Ces négociations ouvrent par ailleurs un moment politique pour tenter d’obtenir une avancée sur une revendication centrale: garantir l’effectivité de la liberté syndicale.
Les salaires baissent malgré la pénurie de main-d’œuvre. Cela montre que les salarié-e-s sont dans l’impossibilité de tirer profit d’une situation qui devrait pourtant leur être favorable. Plusieurs facteurs l’expliquent, principalement la mise en concurrence des salarié-e-s selon leurs statuts migratoires ou professionnels, dans une logique de moins- disant. Dans chaque service, il y a toujours moins bien loti-e que soi et donc le risque de perdre son statut au profit de cette concurrence mise en place par les employeurs.
Cette dynamique est au cœur de la logique économique et ne se limite pas à la Suisse. Ce qui est propre à ce pays en revanche, c’est que le droit du travail ne connaît quasiment aucun mécanisme de protection qui existe dans d’autres pays voisins.
L’USS et le SSP ont entrepris des démarches pour que soit garantie la liberté syndicale. La Suisse a en effet signé et ratifié des conventions internationales dans le cadre de l’Organisation internationale du travail (no 82 et 98). Le contrôle de l’application de ces normes pour les États membres se fait par le biais de plaintes auprès du Comité de la liberté syndicale de l’OIT.
Le 14 mai 2003, l’USS a déposé une plainte (cas 2265).

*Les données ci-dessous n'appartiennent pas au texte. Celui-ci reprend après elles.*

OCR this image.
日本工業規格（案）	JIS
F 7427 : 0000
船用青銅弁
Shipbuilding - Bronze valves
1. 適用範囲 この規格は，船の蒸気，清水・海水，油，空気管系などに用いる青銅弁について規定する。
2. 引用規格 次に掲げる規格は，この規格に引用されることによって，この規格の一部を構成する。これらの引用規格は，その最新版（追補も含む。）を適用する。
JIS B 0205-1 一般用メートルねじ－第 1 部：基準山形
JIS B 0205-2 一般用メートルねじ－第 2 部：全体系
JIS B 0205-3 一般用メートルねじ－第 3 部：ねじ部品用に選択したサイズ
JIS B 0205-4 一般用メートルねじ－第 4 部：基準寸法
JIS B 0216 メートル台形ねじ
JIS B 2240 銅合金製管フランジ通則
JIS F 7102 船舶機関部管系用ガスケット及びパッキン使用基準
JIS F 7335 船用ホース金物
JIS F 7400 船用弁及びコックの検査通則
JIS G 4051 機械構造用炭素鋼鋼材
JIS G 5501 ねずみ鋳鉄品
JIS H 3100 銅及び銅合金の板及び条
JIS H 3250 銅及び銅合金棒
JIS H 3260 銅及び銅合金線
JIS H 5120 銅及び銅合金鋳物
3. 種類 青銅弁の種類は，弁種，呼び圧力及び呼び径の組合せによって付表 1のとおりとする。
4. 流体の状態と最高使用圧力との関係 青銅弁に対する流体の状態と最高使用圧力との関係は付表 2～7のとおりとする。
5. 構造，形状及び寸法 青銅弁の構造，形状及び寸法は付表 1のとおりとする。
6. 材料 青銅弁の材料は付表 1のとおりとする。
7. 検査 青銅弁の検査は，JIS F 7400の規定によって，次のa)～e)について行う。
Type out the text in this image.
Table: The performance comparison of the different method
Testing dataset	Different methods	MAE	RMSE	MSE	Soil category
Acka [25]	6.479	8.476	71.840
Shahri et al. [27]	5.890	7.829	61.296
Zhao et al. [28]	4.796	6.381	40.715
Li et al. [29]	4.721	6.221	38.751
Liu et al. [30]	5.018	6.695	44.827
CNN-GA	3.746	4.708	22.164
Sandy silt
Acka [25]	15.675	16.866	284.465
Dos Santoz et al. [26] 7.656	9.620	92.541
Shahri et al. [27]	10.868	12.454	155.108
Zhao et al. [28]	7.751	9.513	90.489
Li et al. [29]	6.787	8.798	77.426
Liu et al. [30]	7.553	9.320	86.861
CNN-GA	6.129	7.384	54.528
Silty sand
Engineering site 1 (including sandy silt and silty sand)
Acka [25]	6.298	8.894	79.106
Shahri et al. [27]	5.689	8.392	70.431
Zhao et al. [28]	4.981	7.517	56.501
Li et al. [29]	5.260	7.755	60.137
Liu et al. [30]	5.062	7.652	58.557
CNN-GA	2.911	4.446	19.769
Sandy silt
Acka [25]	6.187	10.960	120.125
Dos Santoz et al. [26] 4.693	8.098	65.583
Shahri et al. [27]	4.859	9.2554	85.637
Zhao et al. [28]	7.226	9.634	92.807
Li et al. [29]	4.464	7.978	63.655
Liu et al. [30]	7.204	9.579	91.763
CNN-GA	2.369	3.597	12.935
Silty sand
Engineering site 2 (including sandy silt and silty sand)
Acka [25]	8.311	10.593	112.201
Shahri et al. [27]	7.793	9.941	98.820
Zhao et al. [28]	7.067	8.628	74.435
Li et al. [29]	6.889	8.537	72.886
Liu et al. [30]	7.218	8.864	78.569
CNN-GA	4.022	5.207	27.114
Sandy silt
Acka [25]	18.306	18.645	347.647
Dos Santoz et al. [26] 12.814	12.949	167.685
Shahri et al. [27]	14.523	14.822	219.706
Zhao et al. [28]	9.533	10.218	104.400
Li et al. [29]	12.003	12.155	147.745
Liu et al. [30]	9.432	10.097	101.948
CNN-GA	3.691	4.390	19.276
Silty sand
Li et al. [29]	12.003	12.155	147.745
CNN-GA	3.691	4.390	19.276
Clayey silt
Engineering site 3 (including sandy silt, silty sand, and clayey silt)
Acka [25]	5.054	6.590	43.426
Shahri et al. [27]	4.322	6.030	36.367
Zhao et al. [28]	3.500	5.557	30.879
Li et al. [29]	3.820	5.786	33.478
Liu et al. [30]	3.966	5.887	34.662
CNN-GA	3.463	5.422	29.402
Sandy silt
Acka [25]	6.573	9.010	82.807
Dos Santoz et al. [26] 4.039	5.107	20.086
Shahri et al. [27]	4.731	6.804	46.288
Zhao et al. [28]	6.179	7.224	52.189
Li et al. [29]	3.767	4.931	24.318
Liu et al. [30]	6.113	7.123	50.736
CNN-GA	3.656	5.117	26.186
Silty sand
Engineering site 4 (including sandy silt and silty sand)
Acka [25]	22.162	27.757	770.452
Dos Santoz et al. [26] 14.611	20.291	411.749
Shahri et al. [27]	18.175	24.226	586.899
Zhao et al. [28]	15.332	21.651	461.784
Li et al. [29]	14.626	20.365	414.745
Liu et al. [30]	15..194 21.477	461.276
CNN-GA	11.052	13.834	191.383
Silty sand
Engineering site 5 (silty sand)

Le Comité a rendu un rapport (rapport 343) ainsi que des recommandations demandant à la Suisse de prévoir pour les victimes de licenciements antisyndicaux le même type de protection que celle prévue dans la LEg (Loi sur l’égalité), y compris la possibilité d’une réintégration.
Le 10 avril 2013 (cas 3023), notre syndicat a déposé une plainte auprès du Comité à la suite du licenciement des grévistes de l’Hôpital de la Providence. Elle est toujours en cours d’instruction. Le droit de grève étant au cœur de la liberté syndicale, les deux cas sont liés.
À la suite de ces démarches, la Suisse devait être placée dans la liste des pays ne respectant pas la liberté syndicale, aux côtés notamment du Bélarus et de la Grèce. La liste devait être validée en 2019, à Genève, à l’occasion de la Conférence du centenaire de l’organisation que la Suisse devait présider. Pour éviter ce scandale, le Conseil fédéral
a sollicité l’USS et les syndicats patronaux pour une médiation. Celle-ci a débuté le 13 janvier 2020 sous les auspices de Franz Steinegger, ancien président du Parti radical-démocratique. En raison du Covid-19, la médiation a été prolongée au 30 juin 2022 puis jusqu’au 18 décembre 2023, date à laquelle le Conseil fédéral a annoncé la suspension de la médiation à la demande unilatérale des associations patronales. La médiation n’a toujours pas repris.
Sans un rapport de force suffisant, la situation va encore durer et les salaires vont continuer à stagner ou diminuer. Car comment conclure, maintenir et faire respecter une bonne convention collective de travail si l’employeur peut licencier celles et ceux qui s’engagent dans ces buts?
Relancer les démarches auprès de l’OIT et documenter à nouveau l’ampleur des licenciements antisyndicaux en Suisse est une tâche prioritaire, dans la perspective d’instaurer un rapport de force sur les négociations avec l’Union européenne. Ce levier est seul à même de peser sur la décision des employeurs et de leurs représentant-e-s politiques. C’est le point de départ pour une riposte sérieuse en faveur de la protection des salarié-e-s et de leurs conditions de vie.